Sedangkan pengaruh Islam, dari kerajaan Islam dan pondok pesantren, sangat mempengaruhi motif dari batik,  mulai dari ragam hias, warna, serta motif-motifnya.  Tekstil tersebut terlihat pada batik Besurek khas Bengkulu. Motifnya hanya berupa huruf Arab gundul yang tidak memiliki arti khusus, kecuali beberapa jenis kain untuk upacara adat. 

 

Keberadaan kain Besurek di Bengkulu diperkirakan muncul awal abad ke-16 seiring masuknya pengaruh Islam. Salah satunya pengaruh dari kerajaan Ottoman terhadap Basurek atau batik bersurat di Bengkulu.

 

Desain batik Basurek menampilkan tulisan Arab berbunyi 'Allah', kemudian gambar pedang bermata dua milik Nabi Muhammad saw Ada pula kain berlatar hitam dan motif tulisan Arab berbunyi "Bismillahirrahmanirrahim", tulisan nama nabi dan, ditutup dengan "Inna lillahi wa inna ilaihi raji'un."

 

Agama dan budaya sangat berkaitan.
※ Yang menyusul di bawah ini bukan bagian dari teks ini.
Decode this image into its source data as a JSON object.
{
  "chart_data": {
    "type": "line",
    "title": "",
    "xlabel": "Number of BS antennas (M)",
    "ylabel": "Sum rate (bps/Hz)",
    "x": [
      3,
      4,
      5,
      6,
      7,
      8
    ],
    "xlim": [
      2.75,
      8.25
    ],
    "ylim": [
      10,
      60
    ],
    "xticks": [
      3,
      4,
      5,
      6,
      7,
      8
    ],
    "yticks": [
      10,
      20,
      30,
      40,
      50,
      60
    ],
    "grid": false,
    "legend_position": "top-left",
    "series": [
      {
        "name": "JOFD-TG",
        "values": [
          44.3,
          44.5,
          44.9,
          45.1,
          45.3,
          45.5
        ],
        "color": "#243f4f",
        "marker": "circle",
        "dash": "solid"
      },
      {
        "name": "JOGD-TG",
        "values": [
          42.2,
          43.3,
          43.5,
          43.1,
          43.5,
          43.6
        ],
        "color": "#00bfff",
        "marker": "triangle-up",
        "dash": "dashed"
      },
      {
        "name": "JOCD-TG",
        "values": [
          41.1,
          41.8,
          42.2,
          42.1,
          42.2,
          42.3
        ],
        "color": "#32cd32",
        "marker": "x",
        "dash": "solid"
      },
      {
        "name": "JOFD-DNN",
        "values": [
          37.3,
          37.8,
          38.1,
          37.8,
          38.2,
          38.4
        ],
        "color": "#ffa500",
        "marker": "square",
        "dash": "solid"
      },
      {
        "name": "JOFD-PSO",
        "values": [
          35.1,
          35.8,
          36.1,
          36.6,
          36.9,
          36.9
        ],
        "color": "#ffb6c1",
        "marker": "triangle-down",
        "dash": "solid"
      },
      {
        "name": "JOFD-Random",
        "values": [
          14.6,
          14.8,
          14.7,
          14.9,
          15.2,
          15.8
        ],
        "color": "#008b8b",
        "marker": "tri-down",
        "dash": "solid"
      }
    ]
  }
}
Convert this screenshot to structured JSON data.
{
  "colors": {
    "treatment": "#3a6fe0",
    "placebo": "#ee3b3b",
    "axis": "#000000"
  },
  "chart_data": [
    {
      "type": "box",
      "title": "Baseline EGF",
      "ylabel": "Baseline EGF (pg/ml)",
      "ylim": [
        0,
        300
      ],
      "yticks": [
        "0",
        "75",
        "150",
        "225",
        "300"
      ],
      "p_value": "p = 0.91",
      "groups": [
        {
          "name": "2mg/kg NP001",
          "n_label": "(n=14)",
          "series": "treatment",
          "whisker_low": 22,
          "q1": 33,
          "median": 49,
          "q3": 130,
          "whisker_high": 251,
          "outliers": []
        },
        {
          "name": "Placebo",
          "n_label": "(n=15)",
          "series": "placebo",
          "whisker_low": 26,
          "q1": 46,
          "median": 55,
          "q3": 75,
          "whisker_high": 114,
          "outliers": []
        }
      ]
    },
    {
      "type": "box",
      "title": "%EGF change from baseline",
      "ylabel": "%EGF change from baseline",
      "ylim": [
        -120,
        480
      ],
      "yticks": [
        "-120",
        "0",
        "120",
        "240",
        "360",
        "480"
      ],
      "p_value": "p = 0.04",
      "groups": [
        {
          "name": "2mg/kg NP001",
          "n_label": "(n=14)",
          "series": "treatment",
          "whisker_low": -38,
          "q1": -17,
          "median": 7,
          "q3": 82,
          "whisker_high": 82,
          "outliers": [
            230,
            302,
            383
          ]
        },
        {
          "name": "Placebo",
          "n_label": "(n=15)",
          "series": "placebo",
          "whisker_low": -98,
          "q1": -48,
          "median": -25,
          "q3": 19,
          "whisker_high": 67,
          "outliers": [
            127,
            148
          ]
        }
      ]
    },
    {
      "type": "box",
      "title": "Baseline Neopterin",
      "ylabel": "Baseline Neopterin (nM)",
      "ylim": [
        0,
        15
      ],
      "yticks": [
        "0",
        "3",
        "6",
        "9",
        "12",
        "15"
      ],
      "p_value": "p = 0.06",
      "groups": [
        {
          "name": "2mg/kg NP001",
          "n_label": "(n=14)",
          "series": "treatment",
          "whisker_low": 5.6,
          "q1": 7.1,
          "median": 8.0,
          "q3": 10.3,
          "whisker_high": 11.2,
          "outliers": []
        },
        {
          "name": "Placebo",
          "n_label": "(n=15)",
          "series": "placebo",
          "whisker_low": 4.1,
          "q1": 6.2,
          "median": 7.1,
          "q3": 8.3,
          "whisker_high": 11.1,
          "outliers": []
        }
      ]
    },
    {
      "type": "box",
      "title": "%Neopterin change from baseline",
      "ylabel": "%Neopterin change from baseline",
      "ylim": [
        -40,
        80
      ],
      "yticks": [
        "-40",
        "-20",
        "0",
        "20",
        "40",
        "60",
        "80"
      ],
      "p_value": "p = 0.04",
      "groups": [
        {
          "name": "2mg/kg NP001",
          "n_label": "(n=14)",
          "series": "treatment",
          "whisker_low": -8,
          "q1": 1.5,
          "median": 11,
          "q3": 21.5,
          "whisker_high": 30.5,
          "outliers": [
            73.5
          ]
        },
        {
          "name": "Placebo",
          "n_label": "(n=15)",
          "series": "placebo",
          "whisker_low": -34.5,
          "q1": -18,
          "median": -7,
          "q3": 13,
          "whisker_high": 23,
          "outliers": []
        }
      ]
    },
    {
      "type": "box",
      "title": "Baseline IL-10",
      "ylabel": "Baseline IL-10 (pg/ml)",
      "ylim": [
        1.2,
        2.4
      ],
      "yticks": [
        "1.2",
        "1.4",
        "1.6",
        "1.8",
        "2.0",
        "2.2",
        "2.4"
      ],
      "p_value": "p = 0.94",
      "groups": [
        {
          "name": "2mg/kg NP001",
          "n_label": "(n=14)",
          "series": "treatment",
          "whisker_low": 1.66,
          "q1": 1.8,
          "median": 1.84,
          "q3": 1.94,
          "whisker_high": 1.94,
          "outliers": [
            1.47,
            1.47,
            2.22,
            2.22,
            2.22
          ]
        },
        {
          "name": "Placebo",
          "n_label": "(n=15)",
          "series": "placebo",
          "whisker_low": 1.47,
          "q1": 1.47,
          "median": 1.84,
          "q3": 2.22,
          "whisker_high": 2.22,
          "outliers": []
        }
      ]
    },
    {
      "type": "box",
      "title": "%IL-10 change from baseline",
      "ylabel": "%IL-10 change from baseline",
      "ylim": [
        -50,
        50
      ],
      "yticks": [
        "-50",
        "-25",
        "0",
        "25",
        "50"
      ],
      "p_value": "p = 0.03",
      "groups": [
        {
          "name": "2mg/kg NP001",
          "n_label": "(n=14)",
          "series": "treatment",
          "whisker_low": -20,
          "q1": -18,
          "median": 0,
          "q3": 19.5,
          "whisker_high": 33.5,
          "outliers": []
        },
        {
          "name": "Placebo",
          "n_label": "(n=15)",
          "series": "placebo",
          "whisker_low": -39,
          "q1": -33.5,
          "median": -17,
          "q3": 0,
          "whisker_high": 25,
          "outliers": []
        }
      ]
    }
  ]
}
Budaya batik tidak anti terhadap Islam, justru batik sangat mendukung syiar agama Islam. Tidak akan pernah bisa dipisahkan, antara batik dan perkembangan Islam (pesantren dan masyarakat muslim).

 

Hingga sekarang, batik sudah melegenda, merakyat dan menjadi pakaian seragam baik dipakai sebagai harian, waktu  kondangan, undangan resmi pemerintah, acara-acara resmi pemerintahan, dan lain sebagainya. 

 

Kita sebagai bangsa Indonesia, bangsa yang besar dengan berbagai seni dan budaya, wajib bersyukur karena telah diwariskan kebudayaan yang sangat indah dan bermartabat. Sudah sepantasnya batik menjadi keseharian kita semua, baik dalam aktivitas keagamaan maupun sosial.